Malware Analysis
AI-based cybersecurity solution for Malicious Behavior Discovery and Interpretation
The rise of cyber crime markets has led to the development of sophisticated malware, posing a significant challenge to current defensive technologies. In response to this issue, AI-based malware behavior analysis utilizing deep neural networks has shown promise in achieving scalability and accuracy for various cybersecurity tasks. Our research aims to address this challenge through the development of MAMBA (MITRE ATT&CK-based Malicious Behavior Analysis), which utilizes the MITRE ATT&CK framework as a reference for interpreting malware behavior.

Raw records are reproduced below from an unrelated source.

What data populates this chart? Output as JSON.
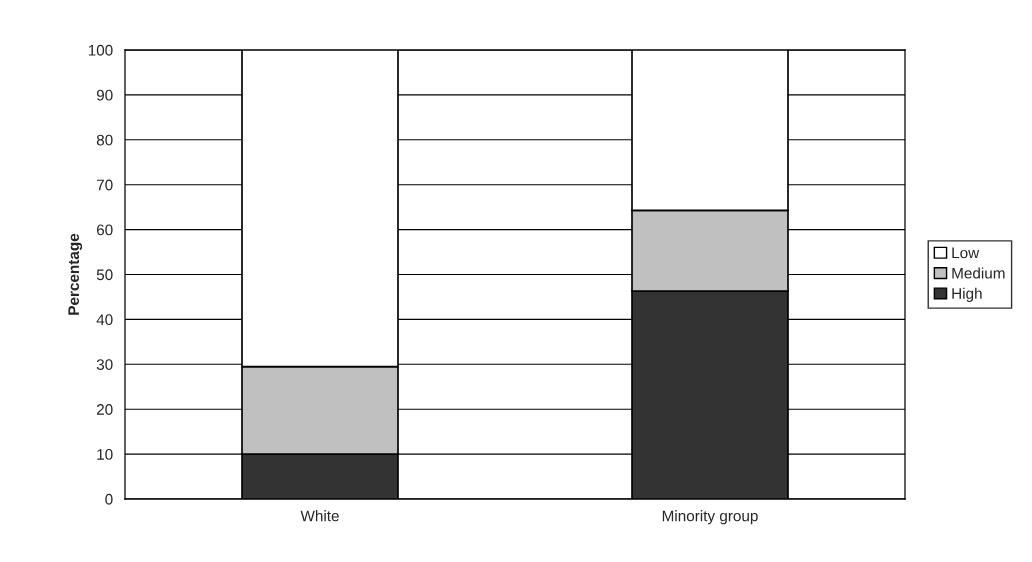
{
  "chart_data": {
    "type": "bar",
    "stacked": true,
    "ylabel": "Percentage",
    "categories": [
      "White",
      "Minority group"
    ],
    "series": [
      {
        "name": "High",
        "color": "#333333",
        "values": [
          10,
          46.3
        ]
      },
      {
        "name": "Medium",
        "color": "#c0c0c0",
        "values": [
          19.5,
          18
        ]
      },
      {
        "name": "Low",
        "color": "#ffffff",
        "values": [
          70.5,
          35.7
        ]
      }
    ],
    "ylim": [
      0,
      100
    ],
    "yticks": [
      0,
      10,
      20,
      30,
      40,
      50,
      60,
      70,
      80,
      90,
      100
    ],
    "grid": "y",
    "legend": "right"
  }
}
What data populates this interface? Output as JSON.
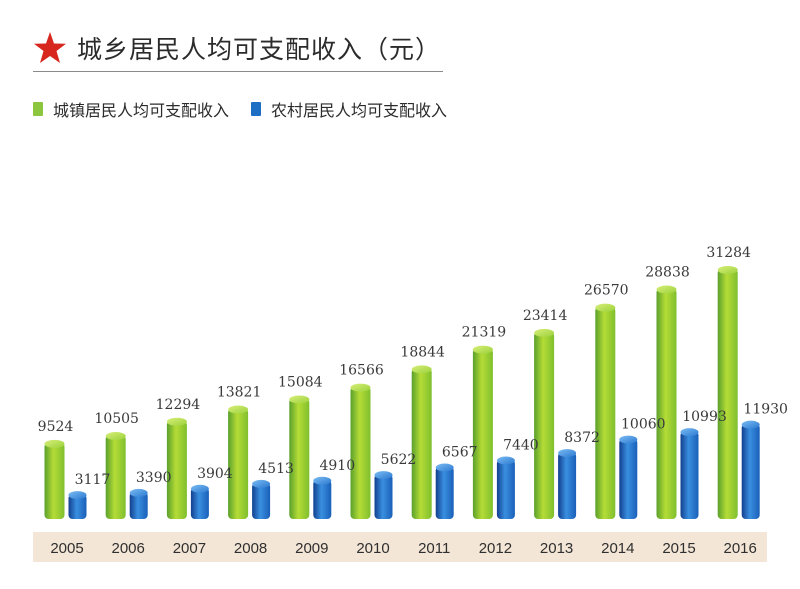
{
  "title": "城乡居民人均可支配收入（元）",
  "icons": {
    "title_icon": "star-icon"
  },
  "colors": {
    "urban": "#8cc63f",
    "rural": "#1e6fc4",
    "star": "#d7261e",
    "axis_band": "#f3e6d6"
  },
  "legend": {
    "urban_label": "城镇居民人均可支配收入",
    "rural_label": "农村居民人均可支配收入"
  },
  "chart_data": {
    "type": "bar",
    "title": "城乡居民人均可支配收入（元）",
    "xlabel": "",
    "ylabel": "",
    "categories": [
      "2005",
      "2006",
      "2007",
      "2008",
      "2009",
      "2010",
      "2011",
      "2012",
      "2013",
      "2014",
      "2015",
      "2016"
    ],
    "series": [
      {
        "name": "城镇居民人均可支配收入",
        "values": [
          9524,
          10505,
          12294,
          13821,
          15084,
          16566,
          18844,
          21319,
          23414,
          26570,
          28838,
          31284
        ]
      },
      {
        "name": "农村居民人均可支配收入",
        "values": [
          3117,
          3390,
          3904,
          4513,
          4910,
          5622,
          6567,
          7440,
          8372,
          10060,
          10993,
          11930
        ]
      }
    ],
    "grid": false,
    "legend_position": "top-left"
  }
}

In MAMBA, the key drivers to discovering MITRE techniques include:
- Incorporating knowledge from the MITRE ATT&CK framework
- Considering the relation between resources and API calls
- Leveraging resource dependencies among processes
The design of the MAMBA neural network includes binding embeddings, resource attention, and group attention to enable the discovery of malicious behaviors in examined malware.
Cyber Threat Intelligence
Cybersecurity Ontology for Understanding and Reasoning Adversary Tactics and Techniques
Cyber threat intelligence (CTI) reports provide an overall picture of the fast-evolving attack scenario with semantic descriptions and lists of manipulated resources, offering valuable information about adversaries. To combat increasingly sophisticated cyber threats, CTI can help cybersecurity analysts handle potential attacks as they are unveiled. However, automated extraction of valuable information from unstructured texts remains an ongoing challenge. To address this issue, we designed an information extraction method and constructed an ontology structure capable of integrating parsed information from CTI reports into each instance. This ontology can be used for potential cybersecurity applications, such as semantic reasoning to identify possible adversary groups. This actionable intelligence can directly facilitate threat detection or threat hunting.
Host-based Intrusion Detection
MITRE ATT&CK based Audit log Analysis
Cyber attacks have recently proliferated, causing damages that cost individuals and companies dearly. Our research focus on discover attack techniques and detect APT in host-based audit logs. We propose a provenance-based intrusion detection method which is designed to correlate the context of data flow and analyze causal relationships to detect multi-stage attacks. Based on the provenance graph, we designed a series of algorithms such as behavior abstraction and semantics inference to detect the attack behaviors (i.e., TTPs) occurring on the system. By exploring the correlation between the attack behaviors, we further discover potential APT attacks that may be hidden in the system. To effectively defend against the complexity and evolving of cyber threats, we also develop an automated method for generating synthesized red team campaigns based on the MITRE ATT&CK framework and the common cyber attacks lifecycle.